Il s’énervait. Sa voix montait déjà. Devinant alors qu’il lui fallait prendre le dessus, Fiora s’écria :
– Vous avez raison : il y a autre chose. Campobasso va vous revenir et moi je ne veux plus jamais revoir cet homme ! C’est pour cela que je vous demande mon congé...
– Ce n’est donc que cela ? Alors rassurez-vous. Je promets que vous ne le verrez pas. Il est vrai qu’il a demandé à reprendre du service sous ma bannière. C’est un bon capitaine et j’ai malheureusement besoin de ses soldats mais il ne viendra pas ici. Je lui ai ordonné d’aller prendre position entre Thionville et Metz où il attendra le prince de Croy et le duc Engelbert de Nassau qui vont venir des Pays-Bas avec cinq mille hommes de pied. Dans peu de jours il faut que nous ayons quitté La Rivière. L’Enfant a mis le siège devant Nancy et je veux le prendre à revers. Vous serez auprès de moi comme naguère mais Olivier de La Marche aura ordre de veiller sur vous et de vous tenir à l’écart lorsque Campobasso viendra me voir. Mais je ne veux pas que vous me quittiez. Il faut, vous entendez, il faut que vous demeuriez à mes côtés. Ne me demandez pas pourquoi !
Et, oubliant qu’il s’était invité à souper, le Téméraire s’enfuit. La porte retomba derrière lui et le bruit s’en prolongea un instant dans le silence qui s’était établi dans la chambre.
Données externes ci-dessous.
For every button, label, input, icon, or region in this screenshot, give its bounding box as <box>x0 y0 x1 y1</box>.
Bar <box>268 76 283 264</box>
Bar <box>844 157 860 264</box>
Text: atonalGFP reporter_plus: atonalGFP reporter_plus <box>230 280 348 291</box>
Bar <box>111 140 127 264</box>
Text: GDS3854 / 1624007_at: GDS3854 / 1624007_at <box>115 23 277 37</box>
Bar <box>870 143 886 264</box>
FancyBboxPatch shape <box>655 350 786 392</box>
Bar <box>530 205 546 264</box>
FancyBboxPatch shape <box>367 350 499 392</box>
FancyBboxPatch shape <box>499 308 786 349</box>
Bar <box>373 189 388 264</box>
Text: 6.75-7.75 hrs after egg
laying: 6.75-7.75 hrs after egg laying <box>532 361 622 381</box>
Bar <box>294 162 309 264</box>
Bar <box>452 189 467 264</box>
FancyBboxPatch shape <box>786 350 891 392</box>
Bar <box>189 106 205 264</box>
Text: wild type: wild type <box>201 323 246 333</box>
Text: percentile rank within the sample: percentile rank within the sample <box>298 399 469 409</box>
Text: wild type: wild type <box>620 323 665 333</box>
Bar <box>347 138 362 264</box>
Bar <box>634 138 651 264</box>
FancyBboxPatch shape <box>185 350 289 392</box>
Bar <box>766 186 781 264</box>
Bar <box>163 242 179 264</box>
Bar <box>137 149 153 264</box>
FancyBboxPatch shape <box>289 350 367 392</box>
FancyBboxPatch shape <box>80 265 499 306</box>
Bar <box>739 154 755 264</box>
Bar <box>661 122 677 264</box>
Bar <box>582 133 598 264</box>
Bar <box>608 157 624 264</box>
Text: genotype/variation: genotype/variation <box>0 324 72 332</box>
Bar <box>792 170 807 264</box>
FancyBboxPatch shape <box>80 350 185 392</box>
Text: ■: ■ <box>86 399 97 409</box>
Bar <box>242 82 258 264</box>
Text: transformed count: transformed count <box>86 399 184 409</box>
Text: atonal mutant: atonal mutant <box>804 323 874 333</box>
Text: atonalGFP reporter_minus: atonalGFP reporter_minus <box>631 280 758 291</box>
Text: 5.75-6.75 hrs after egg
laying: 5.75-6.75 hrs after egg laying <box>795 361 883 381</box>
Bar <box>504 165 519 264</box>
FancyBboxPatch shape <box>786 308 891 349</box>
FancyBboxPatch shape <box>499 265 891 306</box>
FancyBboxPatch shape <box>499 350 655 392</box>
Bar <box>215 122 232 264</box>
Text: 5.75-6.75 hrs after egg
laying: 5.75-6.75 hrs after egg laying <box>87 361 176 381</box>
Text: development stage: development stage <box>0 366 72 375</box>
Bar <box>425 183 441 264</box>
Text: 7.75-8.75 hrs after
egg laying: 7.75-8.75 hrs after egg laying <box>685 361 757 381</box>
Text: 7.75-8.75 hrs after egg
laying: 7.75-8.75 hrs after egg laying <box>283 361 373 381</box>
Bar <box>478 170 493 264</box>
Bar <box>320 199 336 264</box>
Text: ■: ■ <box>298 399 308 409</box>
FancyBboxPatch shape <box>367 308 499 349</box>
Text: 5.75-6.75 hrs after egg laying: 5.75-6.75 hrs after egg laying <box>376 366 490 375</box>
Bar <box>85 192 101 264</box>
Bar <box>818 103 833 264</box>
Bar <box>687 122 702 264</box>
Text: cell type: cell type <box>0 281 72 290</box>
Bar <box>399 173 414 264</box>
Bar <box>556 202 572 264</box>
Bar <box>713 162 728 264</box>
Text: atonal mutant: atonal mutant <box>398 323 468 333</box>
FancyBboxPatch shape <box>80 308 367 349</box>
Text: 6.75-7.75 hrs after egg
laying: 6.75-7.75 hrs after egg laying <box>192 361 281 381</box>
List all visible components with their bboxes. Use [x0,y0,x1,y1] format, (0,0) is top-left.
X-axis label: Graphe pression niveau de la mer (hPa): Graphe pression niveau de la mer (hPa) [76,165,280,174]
– Eh bien ! soupira Léonarde. Nous souperons seules !
– J’aime autant cela mais avouez tout de même que c’est effrayant ! Jamais je ne pourrai lui échapper..,
– N’y pensez pas ! Vous ne devez plus avoir en tête qu’une seule idée : nous allons partir pour Nancy. N’est-ce pas là le principal ? Ce serait bien le diable si dans le tohu-bohu d’une guerre nous n’arrivions pas à fausser compagnie à monseigneur. Et si le jeune Colonna n’est pas encore parti, eh bien, nous l’enlèverons.
– Léonarde, dit Fiora avec conviction, vous m’étonnerez toujours. Enlever Battista ?
– Pourquoi pas ? Ce pourrait être très amusant...
Le 25 septembre au matin, l’armée si péniblement reconstituée quittait La Rivière... D’aucuns auraient dit une apparence d’armée tant le contraste était poignant avec la superbe machine de guerre que deux semblants de bataille avaient réduite en miettes. Vieux soldats recuits au feu des mitrailles et jeunes recrues, la Bourgogne, la Picardie, le Luxembourg et le Hainaut avaient apporté tout ce qu’ils pouvaient fournir pour les adjoindre aux lances fidèles de Galeotto, le seul mercenaire dont la loyauté n’eût jamais fait défaut. Mais c’étaient les troupes de la dernière chance. Qu’une nouvelle défaite les disperse ou les anéantisse et il n’y aurait plus rien, plus même de Bourgogne dont les clochers vides n’avaient plus de bronze à fournir. Dix mille hommes, pas plus, c’est tout ce que le Téméraire traîne après lui et sur lesquels il compte pour chasser une fois de plus l’Enfant de sa terre natale.
Sous le chaperon noir qu’elle a repris pour cacher ses cheveux déjà longs, Fiora chevauche à la queue du cheval du Téméraire et en compagnie de Battista. Elle est si sombre que le page n’ose même plus chanter. Panigarola lui manque. Sa culture et sa philosophie en faisaient un compagnon inégalable grâce à qui le plus long chemin se parcourait sans peine. Les nouvelles qu’elle en avait reçues n’étaient pas des meilleures : en arrivant à Saint-Claude, le légat papal avait dû se coucher sous les assauts d’une bronchite jointe à une attaque de goutte. Il n’était pas près de rejoindre le duc Charles...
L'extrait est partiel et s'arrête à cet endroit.